The Finnish financial sector lays down its key points for the upcoming EU term: Investments and funding must be channelled to sustainable development to combat climate change. The versatility and functioning of the EU capital markets must be secured ‒ also after Brexit. The Banking Union must be further reinforced, but steps towards a single deposit insurance scheme should be cautious.
Financial sector regulation is largely based on EU regulation, and its source, the European Parliament, has grown more influential year after year. A new Parliament will be appointed in national elections held in all member states at the end of May. Once the new Parliament has established itself, it will appoint a new Commission, which will then draw up a legislative programme for the coming years.
FFI’s Director of EU Affairs Mari Pekonen-Ranta underlines that when new regulation is prepared, focus should remain firmly on quality and impact assessment. National implementation should also place the Finnish financial market’s competitiveness at the forefront.
“Regulatory overlap and conflicts must be cut out. We will get more consistent results from efficient and harmonised implementation in member states than from building layers upon layers of new regulation over existing regulation. Only regulation that has been proved necessary should be developed further. Businesses must also be given sufficient transitional periods”, Pekonen-Ranta says.
Sustainable finance is gaining ground
The European Commission has estimated that effectively preparing for climate change requires an annual €270 billion in investments to renewable energy and various other sustainable solutions. A significant part of this sum comes from the private sector.
“Institutional investors, banks, insurance companies and pension funds have a major role in the funding of sustainable development. Finnish statutory employee pension insurers have gained international attention for their investment policies, which already put great emphasis on sustainable development”, Pekonen-Ranta says.
FFI believes that the EU should become a global flagship for open market economy. To do so, it must focus on the creation of a level playing field.

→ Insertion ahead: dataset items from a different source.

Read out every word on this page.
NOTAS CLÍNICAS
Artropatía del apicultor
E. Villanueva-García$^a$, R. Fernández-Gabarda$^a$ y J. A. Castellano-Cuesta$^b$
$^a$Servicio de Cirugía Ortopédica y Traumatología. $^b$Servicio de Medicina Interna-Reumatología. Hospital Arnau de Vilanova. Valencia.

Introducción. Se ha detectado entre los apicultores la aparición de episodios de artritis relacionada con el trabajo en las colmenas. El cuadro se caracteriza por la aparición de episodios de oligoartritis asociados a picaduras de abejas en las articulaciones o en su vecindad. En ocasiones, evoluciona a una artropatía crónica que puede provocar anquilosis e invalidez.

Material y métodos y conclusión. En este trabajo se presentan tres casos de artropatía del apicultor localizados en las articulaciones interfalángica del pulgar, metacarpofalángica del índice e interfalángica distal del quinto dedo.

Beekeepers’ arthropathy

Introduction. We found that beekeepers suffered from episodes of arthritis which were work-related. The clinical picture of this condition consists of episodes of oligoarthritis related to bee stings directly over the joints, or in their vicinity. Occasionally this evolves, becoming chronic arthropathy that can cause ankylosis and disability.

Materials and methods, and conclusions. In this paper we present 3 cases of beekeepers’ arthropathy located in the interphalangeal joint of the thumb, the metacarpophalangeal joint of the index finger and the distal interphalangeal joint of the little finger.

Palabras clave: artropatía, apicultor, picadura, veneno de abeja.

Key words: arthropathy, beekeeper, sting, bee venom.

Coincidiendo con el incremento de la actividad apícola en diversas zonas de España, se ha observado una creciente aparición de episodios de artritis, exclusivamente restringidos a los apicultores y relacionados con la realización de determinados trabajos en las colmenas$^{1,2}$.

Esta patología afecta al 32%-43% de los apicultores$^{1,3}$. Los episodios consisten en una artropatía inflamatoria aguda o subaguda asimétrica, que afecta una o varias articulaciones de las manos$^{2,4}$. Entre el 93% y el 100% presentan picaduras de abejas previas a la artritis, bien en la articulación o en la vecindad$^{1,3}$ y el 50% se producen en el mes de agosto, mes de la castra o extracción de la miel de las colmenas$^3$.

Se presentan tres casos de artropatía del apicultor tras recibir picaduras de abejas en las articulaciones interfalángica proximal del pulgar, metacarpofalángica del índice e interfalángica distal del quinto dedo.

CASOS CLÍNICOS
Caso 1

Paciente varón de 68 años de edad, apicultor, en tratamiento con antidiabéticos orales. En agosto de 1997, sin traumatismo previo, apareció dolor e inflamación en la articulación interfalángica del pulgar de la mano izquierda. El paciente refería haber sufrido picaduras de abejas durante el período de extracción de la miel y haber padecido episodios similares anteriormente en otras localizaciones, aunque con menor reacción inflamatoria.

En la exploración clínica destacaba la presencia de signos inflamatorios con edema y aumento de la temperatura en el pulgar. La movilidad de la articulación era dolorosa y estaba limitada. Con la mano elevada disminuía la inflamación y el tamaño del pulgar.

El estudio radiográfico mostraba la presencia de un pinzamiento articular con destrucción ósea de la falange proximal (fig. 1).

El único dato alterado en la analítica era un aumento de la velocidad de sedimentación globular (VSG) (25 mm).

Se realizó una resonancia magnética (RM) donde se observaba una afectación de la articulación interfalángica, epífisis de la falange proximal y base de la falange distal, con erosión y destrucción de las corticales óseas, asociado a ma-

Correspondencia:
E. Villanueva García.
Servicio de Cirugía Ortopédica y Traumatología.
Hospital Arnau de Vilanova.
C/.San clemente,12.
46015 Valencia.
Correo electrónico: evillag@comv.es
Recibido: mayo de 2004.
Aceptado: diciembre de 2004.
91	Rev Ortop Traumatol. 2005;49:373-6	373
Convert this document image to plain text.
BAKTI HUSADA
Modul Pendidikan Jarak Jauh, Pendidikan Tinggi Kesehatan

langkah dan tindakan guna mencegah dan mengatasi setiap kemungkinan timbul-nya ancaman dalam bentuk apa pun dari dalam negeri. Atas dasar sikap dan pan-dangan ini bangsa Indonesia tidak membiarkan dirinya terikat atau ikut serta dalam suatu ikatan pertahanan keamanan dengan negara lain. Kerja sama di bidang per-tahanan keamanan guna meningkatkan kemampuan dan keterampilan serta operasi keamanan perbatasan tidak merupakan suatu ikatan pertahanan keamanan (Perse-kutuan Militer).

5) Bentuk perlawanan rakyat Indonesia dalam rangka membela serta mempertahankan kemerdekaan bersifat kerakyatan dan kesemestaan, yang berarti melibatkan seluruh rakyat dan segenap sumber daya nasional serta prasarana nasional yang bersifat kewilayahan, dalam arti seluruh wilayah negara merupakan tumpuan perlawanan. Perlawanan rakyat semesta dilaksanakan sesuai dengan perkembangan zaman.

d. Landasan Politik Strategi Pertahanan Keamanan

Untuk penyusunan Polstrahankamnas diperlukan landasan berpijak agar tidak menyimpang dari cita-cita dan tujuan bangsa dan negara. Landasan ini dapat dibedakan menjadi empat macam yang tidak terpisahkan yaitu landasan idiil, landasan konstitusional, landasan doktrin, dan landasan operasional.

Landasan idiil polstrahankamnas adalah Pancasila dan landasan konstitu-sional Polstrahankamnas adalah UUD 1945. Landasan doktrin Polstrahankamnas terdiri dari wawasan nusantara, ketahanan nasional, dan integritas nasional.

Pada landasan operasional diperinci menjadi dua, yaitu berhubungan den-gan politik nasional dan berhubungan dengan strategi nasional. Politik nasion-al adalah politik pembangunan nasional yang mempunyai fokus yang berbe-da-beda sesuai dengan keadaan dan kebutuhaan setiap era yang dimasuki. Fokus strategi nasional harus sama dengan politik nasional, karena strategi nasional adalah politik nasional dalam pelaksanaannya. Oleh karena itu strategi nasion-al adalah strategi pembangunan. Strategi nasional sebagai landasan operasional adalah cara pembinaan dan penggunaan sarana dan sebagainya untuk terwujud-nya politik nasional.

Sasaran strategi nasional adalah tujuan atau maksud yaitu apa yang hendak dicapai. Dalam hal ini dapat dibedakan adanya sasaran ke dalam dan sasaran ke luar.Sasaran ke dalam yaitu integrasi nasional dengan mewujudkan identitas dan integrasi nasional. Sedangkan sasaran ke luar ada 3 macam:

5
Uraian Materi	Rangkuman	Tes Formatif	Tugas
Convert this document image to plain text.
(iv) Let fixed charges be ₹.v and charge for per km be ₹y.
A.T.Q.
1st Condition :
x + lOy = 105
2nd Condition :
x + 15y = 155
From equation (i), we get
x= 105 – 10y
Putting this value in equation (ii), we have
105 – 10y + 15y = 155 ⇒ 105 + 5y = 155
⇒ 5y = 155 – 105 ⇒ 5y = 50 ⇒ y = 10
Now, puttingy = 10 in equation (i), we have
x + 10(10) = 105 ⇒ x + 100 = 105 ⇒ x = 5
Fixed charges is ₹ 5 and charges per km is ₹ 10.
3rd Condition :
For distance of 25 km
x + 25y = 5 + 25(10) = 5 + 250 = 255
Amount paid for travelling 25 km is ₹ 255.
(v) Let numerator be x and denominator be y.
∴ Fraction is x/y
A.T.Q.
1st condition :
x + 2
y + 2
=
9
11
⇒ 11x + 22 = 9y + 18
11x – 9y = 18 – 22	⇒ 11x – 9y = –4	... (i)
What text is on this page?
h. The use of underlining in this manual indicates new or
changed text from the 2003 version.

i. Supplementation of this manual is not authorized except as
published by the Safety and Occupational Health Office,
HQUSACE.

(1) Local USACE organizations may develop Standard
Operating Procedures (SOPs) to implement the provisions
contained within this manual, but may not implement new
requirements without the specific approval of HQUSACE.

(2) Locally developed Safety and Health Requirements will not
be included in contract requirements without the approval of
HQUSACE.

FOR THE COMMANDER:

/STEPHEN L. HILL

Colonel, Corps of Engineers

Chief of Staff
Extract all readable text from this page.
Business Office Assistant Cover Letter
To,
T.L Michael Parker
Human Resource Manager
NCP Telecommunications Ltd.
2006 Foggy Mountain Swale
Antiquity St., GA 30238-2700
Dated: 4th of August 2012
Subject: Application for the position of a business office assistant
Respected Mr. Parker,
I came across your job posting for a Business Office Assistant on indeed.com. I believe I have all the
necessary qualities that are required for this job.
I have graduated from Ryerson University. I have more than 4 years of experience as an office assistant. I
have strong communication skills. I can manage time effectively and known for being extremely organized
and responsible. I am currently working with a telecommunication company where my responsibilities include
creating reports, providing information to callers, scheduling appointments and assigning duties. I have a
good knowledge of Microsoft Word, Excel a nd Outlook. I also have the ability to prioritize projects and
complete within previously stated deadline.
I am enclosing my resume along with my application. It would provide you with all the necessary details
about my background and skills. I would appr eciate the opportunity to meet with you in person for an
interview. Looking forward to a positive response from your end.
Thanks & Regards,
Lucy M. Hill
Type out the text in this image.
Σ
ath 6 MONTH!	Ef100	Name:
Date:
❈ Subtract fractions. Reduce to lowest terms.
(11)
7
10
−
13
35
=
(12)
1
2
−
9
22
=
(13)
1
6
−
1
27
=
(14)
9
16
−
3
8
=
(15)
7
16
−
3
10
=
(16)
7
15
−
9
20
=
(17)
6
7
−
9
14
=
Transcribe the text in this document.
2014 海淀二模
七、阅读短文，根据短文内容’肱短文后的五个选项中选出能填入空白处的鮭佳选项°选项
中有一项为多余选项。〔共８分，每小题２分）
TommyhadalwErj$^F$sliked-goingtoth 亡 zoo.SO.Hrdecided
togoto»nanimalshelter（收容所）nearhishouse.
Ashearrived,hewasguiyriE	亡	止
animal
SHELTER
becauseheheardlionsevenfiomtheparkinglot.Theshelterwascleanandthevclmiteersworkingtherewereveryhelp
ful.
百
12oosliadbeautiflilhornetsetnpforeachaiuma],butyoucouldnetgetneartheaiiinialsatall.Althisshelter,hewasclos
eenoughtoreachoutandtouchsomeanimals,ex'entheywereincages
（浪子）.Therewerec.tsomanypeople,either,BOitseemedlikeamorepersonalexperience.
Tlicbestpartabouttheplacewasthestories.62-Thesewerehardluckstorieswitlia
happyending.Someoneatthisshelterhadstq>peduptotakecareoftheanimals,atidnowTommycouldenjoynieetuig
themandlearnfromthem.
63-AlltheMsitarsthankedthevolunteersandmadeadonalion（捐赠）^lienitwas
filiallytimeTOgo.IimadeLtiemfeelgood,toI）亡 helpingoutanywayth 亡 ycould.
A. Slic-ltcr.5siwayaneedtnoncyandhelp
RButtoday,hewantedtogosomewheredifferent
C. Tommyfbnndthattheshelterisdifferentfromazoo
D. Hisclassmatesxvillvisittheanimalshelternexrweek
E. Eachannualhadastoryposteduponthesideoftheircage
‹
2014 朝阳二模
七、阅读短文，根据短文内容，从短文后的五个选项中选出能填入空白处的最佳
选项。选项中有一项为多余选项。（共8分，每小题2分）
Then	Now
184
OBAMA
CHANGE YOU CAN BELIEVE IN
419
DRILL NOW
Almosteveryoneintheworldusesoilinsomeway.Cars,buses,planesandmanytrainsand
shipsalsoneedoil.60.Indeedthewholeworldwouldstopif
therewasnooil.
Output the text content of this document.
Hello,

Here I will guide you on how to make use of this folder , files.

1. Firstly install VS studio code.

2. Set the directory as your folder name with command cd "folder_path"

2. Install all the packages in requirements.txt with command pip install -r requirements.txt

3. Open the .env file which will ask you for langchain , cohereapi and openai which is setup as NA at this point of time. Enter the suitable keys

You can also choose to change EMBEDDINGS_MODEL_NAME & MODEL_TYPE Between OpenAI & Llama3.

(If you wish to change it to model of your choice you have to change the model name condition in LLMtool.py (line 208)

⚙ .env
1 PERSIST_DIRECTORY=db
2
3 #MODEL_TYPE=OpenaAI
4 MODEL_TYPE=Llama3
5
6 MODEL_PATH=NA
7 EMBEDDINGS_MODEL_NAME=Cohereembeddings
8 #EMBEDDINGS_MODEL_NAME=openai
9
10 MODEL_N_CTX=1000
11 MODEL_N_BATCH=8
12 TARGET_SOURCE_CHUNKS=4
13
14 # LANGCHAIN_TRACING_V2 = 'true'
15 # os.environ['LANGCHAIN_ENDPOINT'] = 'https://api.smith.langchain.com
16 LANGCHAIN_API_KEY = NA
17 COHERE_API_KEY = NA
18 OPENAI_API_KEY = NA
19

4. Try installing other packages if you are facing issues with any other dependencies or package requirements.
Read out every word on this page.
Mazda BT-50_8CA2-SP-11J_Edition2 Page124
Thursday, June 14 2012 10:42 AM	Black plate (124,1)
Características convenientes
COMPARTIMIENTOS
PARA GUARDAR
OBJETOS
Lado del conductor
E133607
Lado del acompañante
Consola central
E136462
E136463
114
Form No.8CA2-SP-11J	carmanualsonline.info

Pekonen-Ranta emphasises that the EU must ensure the versatility and functioning its capital markets ‒ also after Brexit. The forms of funding available on the EU capital markets must be further diversified; to function well, the EU single market requires active and diverse national capital markets. The development of regulation must be market-driven and primarily based on removing obstacles, not on creating new regulation.
Further risk sharing through EDIS implementation can be an option only after the present problems of banks are fixed and risks are reduced. While the current proposals are headed in the right direction, they still need more specificity. Reviewing the treatment of government bonds in solvency regulation should also be considered.
Adopting eurobonds and other macroeconomic stabilisation functions would increase risk sharing, which could lead to moral hazard.
Finland must stay at the heart of the EMU. “The Finnish financial sector is in favour of increasing market discipline as a tool to steer the economic policies of EMU states. However, each state is still responsible for its own finances. It is also important to take investor bail-in into account”, Pekonen-Ranta says.